In the end, I know that my country will be victorious in this endeavor, but this be very costly and there is a hefty price that will accompany this victory. The world is indeed "shocked and awed" by the display of might and superiority of our airpower and technology, but at the same time there will be a chilling effect on the rest of the world as to what this triumph really establishes. Is this the "new world order" that we all talked about at the turn of the last century following the demise of the Soviet empire? I am afraid that now in the eyes of many my country will not appear as a beacon of civility, nor will be perceived as a champion of freedom; rather a bully whose mantra is "my way, or no way"!

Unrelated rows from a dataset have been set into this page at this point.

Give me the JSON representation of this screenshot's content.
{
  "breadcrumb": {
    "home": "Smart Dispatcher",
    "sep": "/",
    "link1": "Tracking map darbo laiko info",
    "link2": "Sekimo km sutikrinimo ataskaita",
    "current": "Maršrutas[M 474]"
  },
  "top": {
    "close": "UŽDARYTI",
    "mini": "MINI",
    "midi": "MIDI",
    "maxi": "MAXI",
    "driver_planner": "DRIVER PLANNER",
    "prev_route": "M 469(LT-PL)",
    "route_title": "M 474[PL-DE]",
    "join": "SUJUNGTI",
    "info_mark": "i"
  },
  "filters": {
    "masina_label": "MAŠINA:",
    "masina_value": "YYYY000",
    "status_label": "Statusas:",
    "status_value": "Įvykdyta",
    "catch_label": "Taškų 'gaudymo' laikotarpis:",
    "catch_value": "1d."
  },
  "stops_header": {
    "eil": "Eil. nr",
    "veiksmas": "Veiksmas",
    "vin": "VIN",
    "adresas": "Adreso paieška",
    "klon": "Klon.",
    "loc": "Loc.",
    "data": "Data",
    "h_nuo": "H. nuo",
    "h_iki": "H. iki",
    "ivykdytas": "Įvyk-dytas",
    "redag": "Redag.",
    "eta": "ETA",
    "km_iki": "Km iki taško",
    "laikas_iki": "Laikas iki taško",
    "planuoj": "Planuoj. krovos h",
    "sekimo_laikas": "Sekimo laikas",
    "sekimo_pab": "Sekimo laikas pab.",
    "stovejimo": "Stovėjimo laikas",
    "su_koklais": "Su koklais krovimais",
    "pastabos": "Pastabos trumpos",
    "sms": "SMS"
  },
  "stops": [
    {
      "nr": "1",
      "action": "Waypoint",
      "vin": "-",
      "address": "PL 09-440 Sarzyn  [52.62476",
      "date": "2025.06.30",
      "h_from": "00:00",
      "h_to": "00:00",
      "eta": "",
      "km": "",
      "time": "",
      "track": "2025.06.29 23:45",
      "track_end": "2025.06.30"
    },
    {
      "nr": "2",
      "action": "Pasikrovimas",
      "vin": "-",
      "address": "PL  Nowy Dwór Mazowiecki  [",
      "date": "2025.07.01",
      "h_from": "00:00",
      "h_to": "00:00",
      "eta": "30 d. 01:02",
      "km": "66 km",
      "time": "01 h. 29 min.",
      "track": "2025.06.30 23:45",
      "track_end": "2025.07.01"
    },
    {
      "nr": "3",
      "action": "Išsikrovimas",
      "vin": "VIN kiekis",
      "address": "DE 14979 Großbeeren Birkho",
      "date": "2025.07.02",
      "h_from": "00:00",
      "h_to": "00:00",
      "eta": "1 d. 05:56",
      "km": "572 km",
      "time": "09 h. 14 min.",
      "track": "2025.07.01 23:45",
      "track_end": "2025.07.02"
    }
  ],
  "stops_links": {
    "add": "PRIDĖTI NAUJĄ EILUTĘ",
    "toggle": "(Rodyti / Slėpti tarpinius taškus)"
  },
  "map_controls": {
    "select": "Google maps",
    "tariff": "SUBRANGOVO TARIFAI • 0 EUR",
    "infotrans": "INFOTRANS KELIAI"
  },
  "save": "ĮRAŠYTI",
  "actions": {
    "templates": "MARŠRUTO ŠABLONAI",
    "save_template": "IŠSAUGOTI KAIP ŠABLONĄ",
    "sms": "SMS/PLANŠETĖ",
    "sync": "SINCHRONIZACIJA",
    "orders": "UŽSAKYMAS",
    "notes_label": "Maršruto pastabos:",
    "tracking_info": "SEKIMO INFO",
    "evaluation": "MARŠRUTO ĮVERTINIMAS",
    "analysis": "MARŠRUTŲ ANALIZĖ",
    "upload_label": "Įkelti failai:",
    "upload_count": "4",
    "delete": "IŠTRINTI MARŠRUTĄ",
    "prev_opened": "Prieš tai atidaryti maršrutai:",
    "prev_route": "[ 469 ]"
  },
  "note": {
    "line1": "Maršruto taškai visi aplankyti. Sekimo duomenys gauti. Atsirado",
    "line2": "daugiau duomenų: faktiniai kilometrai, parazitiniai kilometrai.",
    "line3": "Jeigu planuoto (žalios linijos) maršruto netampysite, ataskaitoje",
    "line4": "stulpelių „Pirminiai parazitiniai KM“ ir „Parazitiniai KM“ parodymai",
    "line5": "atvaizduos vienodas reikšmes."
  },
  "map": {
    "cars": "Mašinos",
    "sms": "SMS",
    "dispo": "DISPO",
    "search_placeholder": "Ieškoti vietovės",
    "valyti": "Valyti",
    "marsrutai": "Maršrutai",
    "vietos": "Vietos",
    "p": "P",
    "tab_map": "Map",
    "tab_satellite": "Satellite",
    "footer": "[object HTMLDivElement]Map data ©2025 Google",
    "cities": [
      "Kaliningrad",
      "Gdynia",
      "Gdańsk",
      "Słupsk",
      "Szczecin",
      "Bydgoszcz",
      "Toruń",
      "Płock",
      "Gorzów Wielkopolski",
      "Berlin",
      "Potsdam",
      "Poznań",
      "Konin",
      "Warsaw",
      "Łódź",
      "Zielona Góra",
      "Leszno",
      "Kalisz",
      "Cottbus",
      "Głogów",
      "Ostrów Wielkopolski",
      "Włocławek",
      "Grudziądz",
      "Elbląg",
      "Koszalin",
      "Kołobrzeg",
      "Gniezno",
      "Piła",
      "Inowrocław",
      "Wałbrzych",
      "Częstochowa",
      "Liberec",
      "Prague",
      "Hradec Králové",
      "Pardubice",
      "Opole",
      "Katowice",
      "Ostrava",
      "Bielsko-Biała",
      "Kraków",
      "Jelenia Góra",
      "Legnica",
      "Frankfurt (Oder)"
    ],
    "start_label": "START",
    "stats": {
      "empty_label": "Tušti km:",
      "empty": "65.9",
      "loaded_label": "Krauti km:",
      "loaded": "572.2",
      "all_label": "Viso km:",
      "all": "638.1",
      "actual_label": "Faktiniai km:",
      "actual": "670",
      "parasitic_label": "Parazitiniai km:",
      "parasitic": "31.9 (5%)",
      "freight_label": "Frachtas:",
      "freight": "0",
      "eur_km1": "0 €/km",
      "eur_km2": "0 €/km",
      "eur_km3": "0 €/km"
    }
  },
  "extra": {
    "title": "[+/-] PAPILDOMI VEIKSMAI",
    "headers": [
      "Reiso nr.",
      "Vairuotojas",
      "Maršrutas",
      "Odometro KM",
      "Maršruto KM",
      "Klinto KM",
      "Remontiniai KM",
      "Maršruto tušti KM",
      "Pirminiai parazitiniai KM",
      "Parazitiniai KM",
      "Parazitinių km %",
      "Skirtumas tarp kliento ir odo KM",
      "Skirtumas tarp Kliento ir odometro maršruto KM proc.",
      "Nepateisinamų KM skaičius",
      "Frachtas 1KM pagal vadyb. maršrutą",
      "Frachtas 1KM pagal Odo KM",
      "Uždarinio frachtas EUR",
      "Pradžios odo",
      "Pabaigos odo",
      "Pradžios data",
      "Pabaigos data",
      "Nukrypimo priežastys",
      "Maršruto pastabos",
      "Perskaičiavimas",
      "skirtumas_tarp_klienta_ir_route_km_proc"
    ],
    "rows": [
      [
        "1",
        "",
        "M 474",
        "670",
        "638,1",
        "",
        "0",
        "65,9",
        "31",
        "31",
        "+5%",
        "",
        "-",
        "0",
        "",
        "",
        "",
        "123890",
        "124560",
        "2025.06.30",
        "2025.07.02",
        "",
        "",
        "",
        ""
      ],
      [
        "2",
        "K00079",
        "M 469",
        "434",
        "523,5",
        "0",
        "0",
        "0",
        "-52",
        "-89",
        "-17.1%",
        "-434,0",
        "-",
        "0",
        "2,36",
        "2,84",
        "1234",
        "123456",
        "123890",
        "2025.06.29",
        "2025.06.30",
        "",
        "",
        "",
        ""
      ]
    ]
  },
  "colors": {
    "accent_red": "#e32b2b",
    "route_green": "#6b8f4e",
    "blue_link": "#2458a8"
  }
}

In ending, I would like to state unequivocally that I am in full support of the lead my country has taken in eradicating this world of the scourge of Islamic fanaticism. I also support my country's drive in removing Saddam Hussein from power in Iraq. I hope that this war is over soon, and the young soldiers of this land, many of them mere teenagers, return home safely to be with their family and loved ones. I salute them for undertaking the heavy burden of this awesome responsibility. I also hope and pray that the people of Iraq are able to overcome this suffering. If there is a God, may his presence save the lives of the innocent Iraqis.